Acknowledgements
This book has been long in the making. It began as a South African pendant to the works on Central Africa produced by Giacomo Macola, Iva Peša, and Pierre Kalenga, and others within the programme “From Muskets to Nokias: Technology, Consumption and Social Change in Central Africa from Pre-Colonial Times to the Present” funded by the Nederlands Organisatie voor Wetenschappelijk Onderzoek (nwo), to whom I am most grateful. The first draft of much of the work was written in Autumn 2010, when I spent a term as a Visiting Overseas Scholar at St. John’s College, Cambridge. I would like to thank the (late) Master and the Fellows of the College, in particular my sponsor, John Iliffe, for their hospitality, which made my stay both enjoyable and productive. For an ex-undergraduate and research student at the college, it did, on occasion, make me want to rewrite L.P. Hartley’s famous first sentence of The Go-Between as “The Present is another country: they do things differently there.”

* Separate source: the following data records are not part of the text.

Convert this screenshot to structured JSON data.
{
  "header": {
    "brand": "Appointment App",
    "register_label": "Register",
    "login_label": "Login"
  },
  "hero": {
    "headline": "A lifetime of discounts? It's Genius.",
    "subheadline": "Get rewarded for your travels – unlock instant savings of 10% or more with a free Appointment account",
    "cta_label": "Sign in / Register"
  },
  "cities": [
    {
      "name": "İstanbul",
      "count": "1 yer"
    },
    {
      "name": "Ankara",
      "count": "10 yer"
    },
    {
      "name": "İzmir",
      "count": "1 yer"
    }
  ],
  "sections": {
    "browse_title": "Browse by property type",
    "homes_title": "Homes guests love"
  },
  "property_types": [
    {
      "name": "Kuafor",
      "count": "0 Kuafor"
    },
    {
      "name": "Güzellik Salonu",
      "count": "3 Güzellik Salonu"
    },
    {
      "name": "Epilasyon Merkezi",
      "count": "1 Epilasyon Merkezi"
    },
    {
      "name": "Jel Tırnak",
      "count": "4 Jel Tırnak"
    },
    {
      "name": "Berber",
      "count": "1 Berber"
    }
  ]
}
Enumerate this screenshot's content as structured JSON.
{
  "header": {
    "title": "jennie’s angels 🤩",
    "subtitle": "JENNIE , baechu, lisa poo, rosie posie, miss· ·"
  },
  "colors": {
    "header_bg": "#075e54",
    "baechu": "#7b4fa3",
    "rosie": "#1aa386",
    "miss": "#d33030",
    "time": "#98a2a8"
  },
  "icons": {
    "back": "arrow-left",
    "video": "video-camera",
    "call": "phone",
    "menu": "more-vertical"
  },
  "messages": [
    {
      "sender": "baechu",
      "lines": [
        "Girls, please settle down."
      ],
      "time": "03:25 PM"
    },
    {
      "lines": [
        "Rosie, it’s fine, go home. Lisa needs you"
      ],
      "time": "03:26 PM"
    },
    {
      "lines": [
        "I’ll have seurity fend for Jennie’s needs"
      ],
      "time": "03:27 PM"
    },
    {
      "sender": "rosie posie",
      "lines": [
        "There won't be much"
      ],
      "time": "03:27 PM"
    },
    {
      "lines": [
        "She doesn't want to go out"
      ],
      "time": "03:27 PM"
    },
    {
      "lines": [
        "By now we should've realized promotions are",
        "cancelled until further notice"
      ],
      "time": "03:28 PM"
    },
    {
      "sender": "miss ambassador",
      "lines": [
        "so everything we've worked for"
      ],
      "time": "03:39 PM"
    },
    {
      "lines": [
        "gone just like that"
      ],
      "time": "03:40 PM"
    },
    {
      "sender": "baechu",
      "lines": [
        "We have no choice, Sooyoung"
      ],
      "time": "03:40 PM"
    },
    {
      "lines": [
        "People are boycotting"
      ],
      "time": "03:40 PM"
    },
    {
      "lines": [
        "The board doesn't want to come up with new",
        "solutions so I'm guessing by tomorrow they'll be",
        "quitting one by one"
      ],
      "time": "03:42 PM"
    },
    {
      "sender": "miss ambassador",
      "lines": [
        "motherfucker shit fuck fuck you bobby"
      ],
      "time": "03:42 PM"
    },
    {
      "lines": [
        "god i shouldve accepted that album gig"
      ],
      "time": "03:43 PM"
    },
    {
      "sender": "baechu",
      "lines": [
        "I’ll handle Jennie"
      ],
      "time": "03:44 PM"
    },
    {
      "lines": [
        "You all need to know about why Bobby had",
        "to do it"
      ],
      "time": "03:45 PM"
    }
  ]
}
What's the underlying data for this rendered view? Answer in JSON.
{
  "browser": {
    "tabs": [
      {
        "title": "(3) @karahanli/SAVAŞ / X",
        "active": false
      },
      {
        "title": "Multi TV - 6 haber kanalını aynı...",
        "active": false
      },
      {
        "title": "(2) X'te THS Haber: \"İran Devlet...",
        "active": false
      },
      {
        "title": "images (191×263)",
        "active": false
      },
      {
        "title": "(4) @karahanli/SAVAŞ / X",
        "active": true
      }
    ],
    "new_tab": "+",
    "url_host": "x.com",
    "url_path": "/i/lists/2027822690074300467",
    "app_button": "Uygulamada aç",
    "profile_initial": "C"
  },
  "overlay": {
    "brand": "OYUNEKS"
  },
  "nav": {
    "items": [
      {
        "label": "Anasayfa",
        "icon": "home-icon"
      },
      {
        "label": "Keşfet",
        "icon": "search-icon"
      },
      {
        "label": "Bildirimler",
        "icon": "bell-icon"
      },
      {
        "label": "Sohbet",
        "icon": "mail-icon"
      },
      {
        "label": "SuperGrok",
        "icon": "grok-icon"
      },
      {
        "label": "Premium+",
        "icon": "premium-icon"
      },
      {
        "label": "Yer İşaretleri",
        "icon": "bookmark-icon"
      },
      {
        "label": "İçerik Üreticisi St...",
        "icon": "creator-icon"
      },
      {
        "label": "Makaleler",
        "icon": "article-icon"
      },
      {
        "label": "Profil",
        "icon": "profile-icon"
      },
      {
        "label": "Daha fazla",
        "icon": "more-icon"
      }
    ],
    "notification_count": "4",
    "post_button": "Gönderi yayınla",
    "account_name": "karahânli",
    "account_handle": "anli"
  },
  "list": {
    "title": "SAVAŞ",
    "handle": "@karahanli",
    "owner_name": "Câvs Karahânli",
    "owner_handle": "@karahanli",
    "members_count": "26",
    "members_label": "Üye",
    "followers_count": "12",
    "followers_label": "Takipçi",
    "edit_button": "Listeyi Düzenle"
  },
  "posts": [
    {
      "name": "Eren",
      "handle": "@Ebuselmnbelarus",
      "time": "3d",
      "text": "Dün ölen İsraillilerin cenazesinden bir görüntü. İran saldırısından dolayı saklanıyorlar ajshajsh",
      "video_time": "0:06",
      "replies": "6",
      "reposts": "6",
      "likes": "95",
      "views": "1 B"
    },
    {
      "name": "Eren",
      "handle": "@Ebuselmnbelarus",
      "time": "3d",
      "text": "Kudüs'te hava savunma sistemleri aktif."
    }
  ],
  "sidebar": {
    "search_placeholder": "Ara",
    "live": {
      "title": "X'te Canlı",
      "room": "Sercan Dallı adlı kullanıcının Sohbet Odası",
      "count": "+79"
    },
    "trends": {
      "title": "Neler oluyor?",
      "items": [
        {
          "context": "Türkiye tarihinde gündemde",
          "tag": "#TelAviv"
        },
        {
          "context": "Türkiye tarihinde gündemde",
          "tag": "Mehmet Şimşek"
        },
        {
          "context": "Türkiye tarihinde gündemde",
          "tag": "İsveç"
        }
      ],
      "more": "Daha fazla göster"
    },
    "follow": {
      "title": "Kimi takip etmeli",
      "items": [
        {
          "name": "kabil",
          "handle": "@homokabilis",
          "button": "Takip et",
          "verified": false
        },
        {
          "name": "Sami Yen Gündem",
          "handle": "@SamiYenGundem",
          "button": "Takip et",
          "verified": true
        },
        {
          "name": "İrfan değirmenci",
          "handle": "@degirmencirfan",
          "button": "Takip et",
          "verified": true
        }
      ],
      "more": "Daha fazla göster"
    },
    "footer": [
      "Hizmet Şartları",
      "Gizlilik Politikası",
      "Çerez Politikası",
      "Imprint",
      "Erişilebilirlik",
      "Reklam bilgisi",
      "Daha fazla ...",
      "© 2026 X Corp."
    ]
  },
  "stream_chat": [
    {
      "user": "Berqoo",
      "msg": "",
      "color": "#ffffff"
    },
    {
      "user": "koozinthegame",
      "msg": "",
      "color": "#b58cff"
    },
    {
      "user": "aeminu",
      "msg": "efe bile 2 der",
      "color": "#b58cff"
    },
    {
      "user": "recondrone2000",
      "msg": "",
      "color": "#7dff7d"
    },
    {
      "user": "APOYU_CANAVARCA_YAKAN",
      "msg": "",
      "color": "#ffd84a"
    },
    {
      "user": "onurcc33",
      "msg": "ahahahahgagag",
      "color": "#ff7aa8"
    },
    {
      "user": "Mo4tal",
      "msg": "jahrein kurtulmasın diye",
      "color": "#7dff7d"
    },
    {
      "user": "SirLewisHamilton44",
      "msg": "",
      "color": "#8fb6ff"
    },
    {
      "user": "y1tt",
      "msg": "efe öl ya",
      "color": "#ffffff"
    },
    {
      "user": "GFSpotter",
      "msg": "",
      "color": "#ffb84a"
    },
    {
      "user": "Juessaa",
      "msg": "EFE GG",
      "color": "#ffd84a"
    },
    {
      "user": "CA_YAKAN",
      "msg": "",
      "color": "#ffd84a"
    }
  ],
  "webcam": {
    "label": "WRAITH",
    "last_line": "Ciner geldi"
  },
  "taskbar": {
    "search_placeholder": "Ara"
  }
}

In the early stages of this book, various versions of my ideas did the rounds as seminar papers presented at the Cambridge World History Seminar, Brown University, the London campus of Notre Dame University, and the Universities of Pretoria and Cape Town. I would like to thank the participants on these occasions for their valuable comments. Further, for various reasons, the manuscript has been seen by fewer people than would often be the case. Nevertheless, I would like to thank Anne Mager, Lynn Thomas, Jan-Bart Gewald, and Harry Wels for their extensive and constructive comments on various stages of the manuscript. I would also like to thank numerous librarians and archivists, and in particular the management and staff of the South African Audience Research Foundation for access to their material.
Above all, I want to thank Janneke Jansen for so many things, but in this context above all for the drive required to persuade me that I should take the final steps necessary to complete what I had begun.